I wrote about this shift from casual tooling to core capability in Enterprise AI Adoption in 2025: From Casual Chat to Core Infrastructure. The point is not that everything must accelerate at all costs. The point is that the infrastructure layer is already wired into normal business operations. A moratorium is a direct hit to domestic competitiveness and domestic access.
What a sane alternative looks like
If Sanders wants to talk about safety, labor, and social impact, there are plenty of options that do not involve blocking construction permits.
- Compute transparency: reporting standards for the largest training runs and major deployments, with clear thresholds and confidentiality protections.
- Evaluation regimes: testable requirements for high-capability models in sensitive domains, plus external red-teaming access under strict rules.
- Deployment liability: define responsibility for negligent deployment, especially in regulated industries like finance, healthcare, and critical infrastructure.
- Incident reporting: mandatory reporting for major failures, breaches, and misuse at scale.
- Rules for minors: focus on product design constraints and data handling, not server geography.
- Worker transition: apprenticeships, employer-tied training, portable benefits, and wage policies that assume adoption continues.

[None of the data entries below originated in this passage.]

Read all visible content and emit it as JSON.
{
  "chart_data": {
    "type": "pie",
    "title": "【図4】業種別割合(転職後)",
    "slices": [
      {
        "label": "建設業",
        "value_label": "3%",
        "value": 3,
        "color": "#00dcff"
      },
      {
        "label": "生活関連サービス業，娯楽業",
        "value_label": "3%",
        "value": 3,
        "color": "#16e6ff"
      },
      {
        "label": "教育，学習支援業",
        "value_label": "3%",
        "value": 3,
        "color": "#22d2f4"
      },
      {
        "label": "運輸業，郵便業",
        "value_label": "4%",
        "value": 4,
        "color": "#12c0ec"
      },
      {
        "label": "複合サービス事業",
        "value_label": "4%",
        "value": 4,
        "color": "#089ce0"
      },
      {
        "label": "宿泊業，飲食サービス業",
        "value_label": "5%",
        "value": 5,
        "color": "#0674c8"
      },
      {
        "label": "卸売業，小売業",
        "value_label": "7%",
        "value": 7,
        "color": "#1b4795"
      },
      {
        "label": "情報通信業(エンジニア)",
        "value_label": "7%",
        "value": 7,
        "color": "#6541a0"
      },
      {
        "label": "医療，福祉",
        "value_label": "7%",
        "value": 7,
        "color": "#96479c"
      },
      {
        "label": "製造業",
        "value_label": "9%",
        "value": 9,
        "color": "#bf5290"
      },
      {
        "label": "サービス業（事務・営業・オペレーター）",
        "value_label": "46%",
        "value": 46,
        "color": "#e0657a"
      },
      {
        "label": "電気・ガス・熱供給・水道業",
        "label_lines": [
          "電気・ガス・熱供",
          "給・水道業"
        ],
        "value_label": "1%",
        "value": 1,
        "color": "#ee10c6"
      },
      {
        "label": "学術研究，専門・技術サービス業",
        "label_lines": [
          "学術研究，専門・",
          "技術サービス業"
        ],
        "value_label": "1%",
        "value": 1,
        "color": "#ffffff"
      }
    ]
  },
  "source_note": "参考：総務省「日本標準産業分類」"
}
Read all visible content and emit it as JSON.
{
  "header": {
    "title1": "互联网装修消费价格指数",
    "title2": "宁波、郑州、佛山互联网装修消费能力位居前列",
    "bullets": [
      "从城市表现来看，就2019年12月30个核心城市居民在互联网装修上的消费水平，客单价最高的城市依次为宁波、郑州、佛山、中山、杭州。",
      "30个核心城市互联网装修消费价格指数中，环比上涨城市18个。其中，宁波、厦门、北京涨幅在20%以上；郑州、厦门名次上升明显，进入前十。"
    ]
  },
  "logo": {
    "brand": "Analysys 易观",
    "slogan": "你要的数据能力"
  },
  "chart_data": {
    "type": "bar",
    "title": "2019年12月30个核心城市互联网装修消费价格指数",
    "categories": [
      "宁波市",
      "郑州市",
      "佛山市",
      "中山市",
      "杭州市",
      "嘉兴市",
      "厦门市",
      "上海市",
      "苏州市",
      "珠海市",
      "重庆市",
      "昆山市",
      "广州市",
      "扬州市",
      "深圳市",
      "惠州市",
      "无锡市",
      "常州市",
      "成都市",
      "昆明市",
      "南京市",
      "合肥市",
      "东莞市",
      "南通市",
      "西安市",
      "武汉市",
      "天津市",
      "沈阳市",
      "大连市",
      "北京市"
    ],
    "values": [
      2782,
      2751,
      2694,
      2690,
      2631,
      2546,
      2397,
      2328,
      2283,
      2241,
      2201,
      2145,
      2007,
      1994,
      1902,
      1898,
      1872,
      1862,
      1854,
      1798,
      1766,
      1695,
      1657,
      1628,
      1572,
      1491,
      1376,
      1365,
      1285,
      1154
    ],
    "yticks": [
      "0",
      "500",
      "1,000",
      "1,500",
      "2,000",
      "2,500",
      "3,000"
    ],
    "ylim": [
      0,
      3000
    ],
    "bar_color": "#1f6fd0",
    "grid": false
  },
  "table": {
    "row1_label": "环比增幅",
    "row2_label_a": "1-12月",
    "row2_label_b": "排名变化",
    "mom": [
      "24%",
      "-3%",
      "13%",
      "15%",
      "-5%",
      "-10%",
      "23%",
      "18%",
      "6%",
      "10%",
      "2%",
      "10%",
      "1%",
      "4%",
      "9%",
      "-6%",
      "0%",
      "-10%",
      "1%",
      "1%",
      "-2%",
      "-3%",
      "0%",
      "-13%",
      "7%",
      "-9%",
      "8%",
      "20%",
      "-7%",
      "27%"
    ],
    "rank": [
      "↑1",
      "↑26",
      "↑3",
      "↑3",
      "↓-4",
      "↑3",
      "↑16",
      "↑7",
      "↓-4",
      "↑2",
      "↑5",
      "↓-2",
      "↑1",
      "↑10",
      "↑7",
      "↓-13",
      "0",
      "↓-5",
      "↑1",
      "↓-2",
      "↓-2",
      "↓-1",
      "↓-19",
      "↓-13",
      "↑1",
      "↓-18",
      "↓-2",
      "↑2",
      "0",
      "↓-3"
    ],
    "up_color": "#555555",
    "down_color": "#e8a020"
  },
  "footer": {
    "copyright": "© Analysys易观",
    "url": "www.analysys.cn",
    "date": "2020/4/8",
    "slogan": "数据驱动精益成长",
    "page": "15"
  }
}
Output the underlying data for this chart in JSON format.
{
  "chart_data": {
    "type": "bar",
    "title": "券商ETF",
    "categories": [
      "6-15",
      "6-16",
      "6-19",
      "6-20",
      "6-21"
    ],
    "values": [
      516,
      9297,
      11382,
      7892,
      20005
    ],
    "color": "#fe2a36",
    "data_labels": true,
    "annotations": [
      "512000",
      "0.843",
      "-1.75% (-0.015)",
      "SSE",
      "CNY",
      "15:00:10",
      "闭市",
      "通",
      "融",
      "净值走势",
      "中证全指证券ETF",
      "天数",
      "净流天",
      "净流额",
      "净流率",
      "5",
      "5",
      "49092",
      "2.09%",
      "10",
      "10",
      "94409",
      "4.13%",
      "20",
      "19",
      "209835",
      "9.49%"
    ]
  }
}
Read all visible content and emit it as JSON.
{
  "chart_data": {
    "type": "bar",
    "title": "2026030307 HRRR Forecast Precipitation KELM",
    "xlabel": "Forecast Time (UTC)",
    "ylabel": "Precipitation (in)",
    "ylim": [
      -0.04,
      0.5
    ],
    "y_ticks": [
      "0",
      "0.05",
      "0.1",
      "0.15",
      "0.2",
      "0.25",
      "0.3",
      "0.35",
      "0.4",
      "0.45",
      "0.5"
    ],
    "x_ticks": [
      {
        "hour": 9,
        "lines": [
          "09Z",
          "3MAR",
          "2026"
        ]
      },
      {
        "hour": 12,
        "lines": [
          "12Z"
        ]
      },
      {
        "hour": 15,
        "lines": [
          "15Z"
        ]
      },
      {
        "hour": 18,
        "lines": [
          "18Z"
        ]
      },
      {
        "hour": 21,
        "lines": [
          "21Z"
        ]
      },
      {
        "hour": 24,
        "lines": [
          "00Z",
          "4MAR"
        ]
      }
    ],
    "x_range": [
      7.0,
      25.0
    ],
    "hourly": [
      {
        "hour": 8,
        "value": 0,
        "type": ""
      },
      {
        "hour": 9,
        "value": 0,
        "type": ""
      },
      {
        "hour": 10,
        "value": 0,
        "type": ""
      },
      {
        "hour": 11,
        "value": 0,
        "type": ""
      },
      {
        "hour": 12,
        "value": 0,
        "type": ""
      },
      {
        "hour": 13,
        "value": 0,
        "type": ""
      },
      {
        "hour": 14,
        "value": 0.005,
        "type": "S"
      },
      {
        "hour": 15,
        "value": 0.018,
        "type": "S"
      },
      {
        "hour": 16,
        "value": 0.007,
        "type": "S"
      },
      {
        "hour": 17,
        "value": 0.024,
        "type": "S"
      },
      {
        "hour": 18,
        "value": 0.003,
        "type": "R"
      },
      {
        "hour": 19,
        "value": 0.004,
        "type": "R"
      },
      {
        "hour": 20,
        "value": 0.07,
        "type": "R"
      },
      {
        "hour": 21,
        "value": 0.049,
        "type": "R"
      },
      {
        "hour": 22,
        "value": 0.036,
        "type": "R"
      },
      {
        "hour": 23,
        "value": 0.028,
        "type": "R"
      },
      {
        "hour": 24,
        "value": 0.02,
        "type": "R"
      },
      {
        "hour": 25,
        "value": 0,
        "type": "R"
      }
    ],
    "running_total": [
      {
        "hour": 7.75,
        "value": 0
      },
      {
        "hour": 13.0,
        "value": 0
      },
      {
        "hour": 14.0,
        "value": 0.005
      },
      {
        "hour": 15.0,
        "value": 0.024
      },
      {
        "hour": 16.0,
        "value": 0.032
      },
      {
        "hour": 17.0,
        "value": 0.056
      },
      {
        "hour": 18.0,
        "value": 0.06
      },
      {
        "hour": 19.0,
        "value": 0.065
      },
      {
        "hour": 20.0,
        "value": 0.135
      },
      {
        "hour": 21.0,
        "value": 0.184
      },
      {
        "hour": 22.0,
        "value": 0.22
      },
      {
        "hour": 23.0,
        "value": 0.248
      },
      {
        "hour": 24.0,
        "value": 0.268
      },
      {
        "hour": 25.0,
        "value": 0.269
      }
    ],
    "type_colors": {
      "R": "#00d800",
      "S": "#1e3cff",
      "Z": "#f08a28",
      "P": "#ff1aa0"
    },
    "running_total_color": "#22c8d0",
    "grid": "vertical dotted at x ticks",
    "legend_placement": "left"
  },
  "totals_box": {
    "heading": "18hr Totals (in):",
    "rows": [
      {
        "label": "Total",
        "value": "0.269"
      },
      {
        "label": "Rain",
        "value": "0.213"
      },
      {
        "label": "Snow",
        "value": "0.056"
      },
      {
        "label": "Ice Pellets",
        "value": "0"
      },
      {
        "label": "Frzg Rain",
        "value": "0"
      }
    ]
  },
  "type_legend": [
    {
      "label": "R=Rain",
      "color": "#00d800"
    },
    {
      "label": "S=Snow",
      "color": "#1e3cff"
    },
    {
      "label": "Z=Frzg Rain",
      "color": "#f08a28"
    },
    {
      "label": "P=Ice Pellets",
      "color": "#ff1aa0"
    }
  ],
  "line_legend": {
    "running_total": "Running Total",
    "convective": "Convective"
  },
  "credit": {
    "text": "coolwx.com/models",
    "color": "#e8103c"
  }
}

You can debate the details of every item above. At least those debates are connected to the harms people are pointing at. A moratorium is not. It is a broad political gesture that would mostly reward whoever is willing to keep building elsewhere.
If the goal is safer AI and a better outcome for workers, the answer is not to nuke the infrastructure layer. The answer is to build rules that target behavior, and to build domestic capacity so oversight is possible.